How they made cycling better: They got rid of purple toes and dead toenails and hotspots a mile wide unless you happen to wear Bonts, in which case you pay extra for those things. Instead of falling over at lights because you couldn’t reach down and undo the strap in time, now you fall over because you can’t twist out in time. They eliminated the constant repurchase of worn out Alfredo Binda straps ($25/each), and now require the replacement of worn out cleats ($35/each), and highly specialized and technical shoes ($435/pair). But seriously, clipless pedals made pedaling easier, less painful, and more efficient. Game changer.
What I miss about the old stuff: Nothing, except not having old straps lying around to strap stuff under my seat with, and being able to buy a pair of Dettos for $39.
What it replaced: Friction shifting.
How it made cycling better: It eliminated wing-and-a-prayer shifting. It eliminated the 12-year apprenticeship required to learn how to find the right cog. It led to handlebar shift levers, which made shifting faster, safer, and more efficient, especially since the number of cogs climbed in a few short years from six to eleven. Now it goes to eleven.
What I miss about the old stuff: Simplex friction shifters were silent and perfect once you learned how to use them. Index shifting killed downtube shifting, which was good, but at the expense of heavier, clunkier hoods and bars. That’s pretty much it.
What it replaced: Mechanical shifting done with wires.
How it made cycling better: It eliminated the “shifting penalty” that kept you in the wrong gear a lot of the time. Before wireless shifting you had to always consider the effort it was going to take to shift plus the fact that you might put it in the wrong gear, mistakenly thinking, for example, that you needed to be in the 11 rather than the 28. With the mechanical stuff, when you shifted into an inappropriate gear, you then had to shift again to get into the right one, which meant at least one wasted shift effort, more if you were a complete goober. Since all cyclists are lazy, even when it comes to something as effortless as modern mechanical index shifting, which basically requires the effort of pushing around a warm stick of butter, most cyclists would rather pedal along in a gear that’s slightly too hard or slightly too easy than shift twice, or, dog forbid, go up and down several cogs to find the right gear. This inherent laziness caused by the effort required to mechanically shift is the “shifting penalty” that keeps you in the wrong gear a lot of the time. However, with e-Tap and its ilk you just clickety-clickety-click and it doesn’t fuggin’ matter how wrong your gear selection is.

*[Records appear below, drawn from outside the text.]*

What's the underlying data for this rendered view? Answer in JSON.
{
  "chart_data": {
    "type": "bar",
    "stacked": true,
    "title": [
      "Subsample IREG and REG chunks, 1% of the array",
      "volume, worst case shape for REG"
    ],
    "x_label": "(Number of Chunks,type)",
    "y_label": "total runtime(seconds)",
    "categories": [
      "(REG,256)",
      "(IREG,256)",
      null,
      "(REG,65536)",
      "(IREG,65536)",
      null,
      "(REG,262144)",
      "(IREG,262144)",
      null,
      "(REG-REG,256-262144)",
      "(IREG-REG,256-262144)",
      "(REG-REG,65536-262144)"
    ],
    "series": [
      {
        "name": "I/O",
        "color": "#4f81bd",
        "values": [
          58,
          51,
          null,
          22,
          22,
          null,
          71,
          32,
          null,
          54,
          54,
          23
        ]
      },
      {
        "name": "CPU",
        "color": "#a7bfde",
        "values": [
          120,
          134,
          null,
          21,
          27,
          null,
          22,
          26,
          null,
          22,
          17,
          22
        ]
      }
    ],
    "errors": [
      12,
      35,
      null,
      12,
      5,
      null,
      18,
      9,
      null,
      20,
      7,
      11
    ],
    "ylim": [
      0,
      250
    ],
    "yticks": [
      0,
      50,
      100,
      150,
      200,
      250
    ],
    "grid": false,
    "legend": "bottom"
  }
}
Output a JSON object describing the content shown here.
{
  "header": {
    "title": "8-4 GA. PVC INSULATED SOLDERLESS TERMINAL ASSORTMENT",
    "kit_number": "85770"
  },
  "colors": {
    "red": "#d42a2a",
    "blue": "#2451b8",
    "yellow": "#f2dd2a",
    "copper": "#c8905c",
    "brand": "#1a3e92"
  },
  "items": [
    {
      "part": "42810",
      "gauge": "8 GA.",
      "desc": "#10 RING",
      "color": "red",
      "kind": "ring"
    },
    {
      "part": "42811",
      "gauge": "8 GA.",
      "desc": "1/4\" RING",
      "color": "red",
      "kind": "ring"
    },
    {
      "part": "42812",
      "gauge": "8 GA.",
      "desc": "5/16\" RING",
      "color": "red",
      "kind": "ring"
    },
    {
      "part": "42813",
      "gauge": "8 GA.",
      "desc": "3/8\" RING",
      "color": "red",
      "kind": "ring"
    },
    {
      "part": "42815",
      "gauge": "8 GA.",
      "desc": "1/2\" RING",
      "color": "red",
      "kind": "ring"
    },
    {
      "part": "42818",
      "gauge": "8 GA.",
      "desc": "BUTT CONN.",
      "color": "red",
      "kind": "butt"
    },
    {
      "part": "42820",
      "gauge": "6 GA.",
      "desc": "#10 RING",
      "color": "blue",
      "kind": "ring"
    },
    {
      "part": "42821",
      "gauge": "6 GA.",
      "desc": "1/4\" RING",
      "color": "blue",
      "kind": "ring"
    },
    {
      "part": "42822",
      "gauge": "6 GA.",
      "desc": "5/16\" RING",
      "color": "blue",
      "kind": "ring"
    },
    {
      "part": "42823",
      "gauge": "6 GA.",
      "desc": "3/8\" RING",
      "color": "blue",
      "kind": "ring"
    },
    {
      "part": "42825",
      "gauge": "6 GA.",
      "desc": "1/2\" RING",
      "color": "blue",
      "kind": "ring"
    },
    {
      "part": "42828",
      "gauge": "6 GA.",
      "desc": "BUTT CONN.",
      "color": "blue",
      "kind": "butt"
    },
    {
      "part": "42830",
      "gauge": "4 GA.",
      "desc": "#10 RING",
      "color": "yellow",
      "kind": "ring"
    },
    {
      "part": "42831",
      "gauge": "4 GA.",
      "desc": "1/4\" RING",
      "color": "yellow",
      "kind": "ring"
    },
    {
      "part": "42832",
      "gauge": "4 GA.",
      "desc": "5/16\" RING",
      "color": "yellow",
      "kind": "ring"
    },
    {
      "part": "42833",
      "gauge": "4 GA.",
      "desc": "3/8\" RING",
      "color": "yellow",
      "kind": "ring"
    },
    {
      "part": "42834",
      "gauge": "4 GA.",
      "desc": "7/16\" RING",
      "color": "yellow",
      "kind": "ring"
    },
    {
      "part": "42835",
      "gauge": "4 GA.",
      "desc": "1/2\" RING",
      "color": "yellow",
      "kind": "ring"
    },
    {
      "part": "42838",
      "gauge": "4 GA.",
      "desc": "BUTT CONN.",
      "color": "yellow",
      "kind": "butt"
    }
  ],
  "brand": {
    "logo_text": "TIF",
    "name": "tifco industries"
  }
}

You can mis-shift entering a turn and be in the right gear before you’re even through it. You can mis-shift on a climb when someone is attacking and be in the right gear even after being in a couple of wrong ones.

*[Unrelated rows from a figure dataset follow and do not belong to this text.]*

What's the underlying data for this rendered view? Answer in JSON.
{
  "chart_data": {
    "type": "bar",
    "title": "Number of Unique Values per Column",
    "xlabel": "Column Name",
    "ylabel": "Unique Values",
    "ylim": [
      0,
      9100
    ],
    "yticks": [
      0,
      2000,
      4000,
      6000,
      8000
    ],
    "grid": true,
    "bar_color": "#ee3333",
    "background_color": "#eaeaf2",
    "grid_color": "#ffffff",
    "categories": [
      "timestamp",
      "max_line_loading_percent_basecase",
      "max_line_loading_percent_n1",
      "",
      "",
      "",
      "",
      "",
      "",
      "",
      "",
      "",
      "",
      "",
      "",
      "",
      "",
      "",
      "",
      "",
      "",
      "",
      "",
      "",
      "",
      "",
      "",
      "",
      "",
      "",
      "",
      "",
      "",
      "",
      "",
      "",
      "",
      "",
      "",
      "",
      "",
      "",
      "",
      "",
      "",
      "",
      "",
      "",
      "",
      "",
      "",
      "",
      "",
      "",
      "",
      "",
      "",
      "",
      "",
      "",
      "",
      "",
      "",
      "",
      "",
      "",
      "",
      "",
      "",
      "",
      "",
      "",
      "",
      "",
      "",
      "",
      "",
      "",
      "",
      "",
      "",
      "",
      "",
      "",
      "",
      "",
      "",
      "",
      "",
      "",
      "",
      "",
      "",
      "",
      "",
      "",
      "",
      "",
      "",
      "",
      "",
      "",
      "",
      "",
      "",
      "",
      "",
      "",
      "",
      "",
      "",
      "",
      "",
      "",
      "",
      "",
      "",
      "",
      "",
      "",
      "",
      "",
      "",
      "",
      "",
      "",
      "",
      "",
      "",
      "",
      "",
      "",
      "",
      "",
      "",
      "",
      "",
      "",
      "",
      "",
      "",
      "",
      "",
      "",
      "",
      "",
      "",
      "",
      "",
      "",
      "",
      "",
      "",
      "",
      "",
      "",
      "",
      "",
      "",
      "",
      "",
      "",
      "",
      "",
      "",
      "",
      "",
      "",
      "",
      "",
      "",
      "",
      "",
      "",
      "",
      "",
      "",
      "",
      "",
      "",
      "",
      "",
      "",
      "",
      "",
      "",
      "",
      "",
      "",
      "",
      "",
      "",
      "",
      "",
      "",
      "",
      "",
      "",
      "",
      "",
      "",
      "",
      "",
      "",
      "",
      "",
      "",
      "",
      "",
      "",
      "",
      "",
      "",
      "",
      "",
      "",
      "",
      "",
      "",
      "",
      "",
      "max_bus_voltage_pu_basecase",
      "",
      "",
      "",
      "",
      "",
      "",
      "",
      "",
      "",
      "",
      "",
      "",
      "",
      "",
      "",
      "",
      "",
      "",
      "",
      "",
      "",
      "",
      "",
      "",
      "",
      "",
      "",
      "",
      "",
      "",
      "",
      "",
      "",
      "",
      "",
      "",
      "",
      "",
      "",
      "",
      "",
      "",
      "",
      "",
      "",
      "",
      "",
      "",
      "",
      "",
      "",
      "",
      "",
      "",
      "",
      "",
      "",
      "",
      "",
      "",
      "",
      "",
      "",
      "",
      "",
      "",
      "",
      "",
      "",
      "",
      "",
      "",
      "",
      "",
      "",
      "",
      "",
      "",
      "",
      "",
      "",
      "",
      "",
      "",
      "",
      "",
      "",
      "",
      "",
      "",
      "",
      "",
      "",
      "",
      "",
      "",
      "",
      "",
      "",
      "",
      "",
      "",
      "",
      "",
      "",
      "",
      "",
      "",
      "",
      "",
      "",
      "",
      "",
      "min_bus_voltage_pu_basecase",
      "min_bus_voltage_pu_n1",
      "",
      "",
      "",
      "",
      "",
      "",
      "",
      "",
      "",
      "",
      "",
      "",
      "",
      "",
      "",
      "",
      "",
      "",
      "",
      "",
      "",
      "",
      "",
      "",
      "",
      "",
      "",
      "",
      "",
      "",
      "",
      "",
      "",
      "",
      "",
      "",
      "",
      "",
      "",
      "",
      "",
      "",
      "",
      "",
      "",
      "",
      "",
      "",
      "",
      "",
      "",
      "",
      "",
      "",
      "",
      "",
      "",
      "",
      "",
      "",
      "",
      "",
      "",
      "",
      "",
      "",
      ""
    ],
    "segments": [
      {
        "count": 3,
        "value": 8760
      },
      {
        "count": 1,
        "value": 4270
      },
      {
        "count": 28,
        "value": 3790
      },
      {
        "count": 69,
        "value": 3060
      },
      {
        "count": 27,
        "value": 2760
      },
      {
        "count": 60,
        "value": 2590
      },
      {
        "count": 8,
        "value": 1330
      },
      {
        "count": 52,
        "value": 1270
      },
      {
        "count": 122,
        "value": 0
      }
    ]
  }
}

What I miss about the old stuff: Nothing. I hated those fat hoods with a passion, to say nothing of the droopy tentacle-design favored by Shimano’s earlier versions, where the wires came out of bar tape like bug guts.

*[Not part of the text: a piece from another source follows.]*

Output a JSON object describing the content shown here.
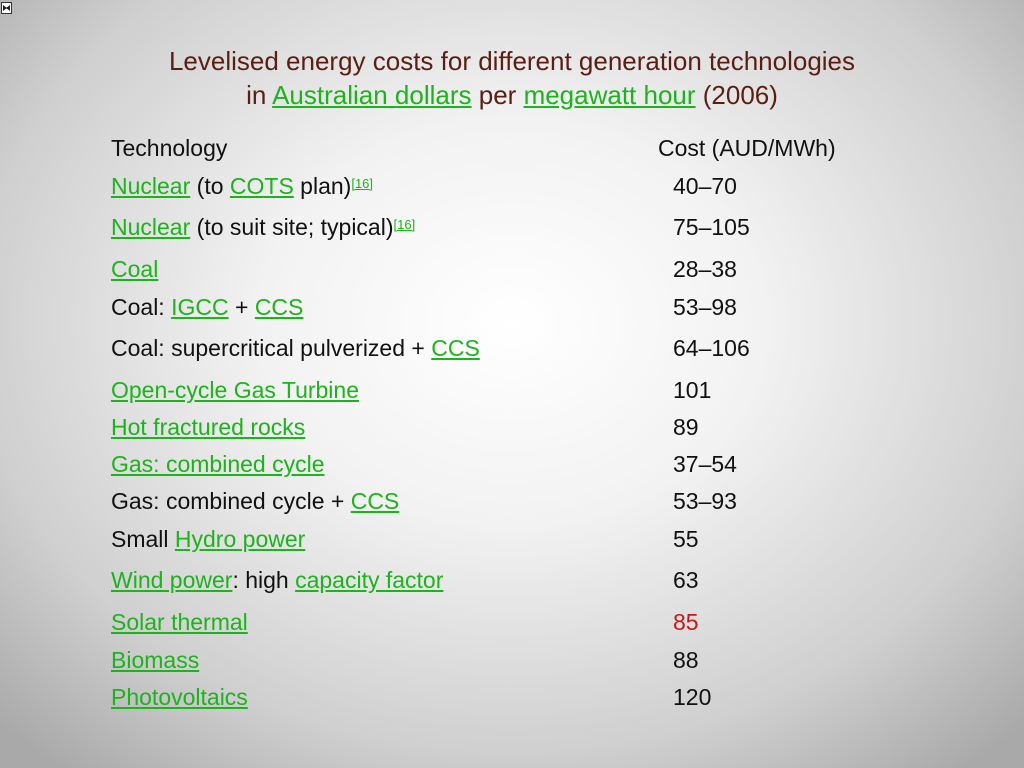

Of course, along with the three best improvements ever, there are also the three worst things ever to happen to cycling. In order of repulsiveness:
TT BIKES AND EQUIPMENT
What they replaced: Regular bikes, good looks, common sense.
How they made cycling worse: You look like an idiot on one; they make really slow people think they are fast; they discourage thousands and thousands of people from ever getting into TTs; they are twitchy and crash easier than drunk unicyclists; they add exponentially to the cost of what is already a fake sport even on a good day; they make terrible clothes hangers, which is what they end up as. Or the world’s ugliest wall art and/or garage filler. Also, an old TT bike ages about as well as an old ass tattoo.
What I miss about the old stuff: Everything. One bike no matter what kind of race; affordability of one bike versus two; knowing that apples were being compared to apples; sharing the lineage of Eddy.
ONBOARD COMPUTERS AND POWER METERS
What they replaced: Brains. Fun.
How they made cycling worse: No one knows anything anymore. People just read and memorize data. Cyclists, who are already the world’s most boring people, when armed with ride data become duller than a year-old razor blade.
What I miss about the old stuff: I liked my brain a lot. It was soft in spots but worked pretty well in others.
STRAVA, PHONES, AND ANYTHING CONNECTED TO THE INTERNET
What they replaced: Freedom.
How they made cycling worse: You have no more excuses for escaping from the drudgery of work, family, or life. Cycling, especially when combined with “data” items above, becomes just more drudgery.
What I miss about the old stuff: Freedom. Duh.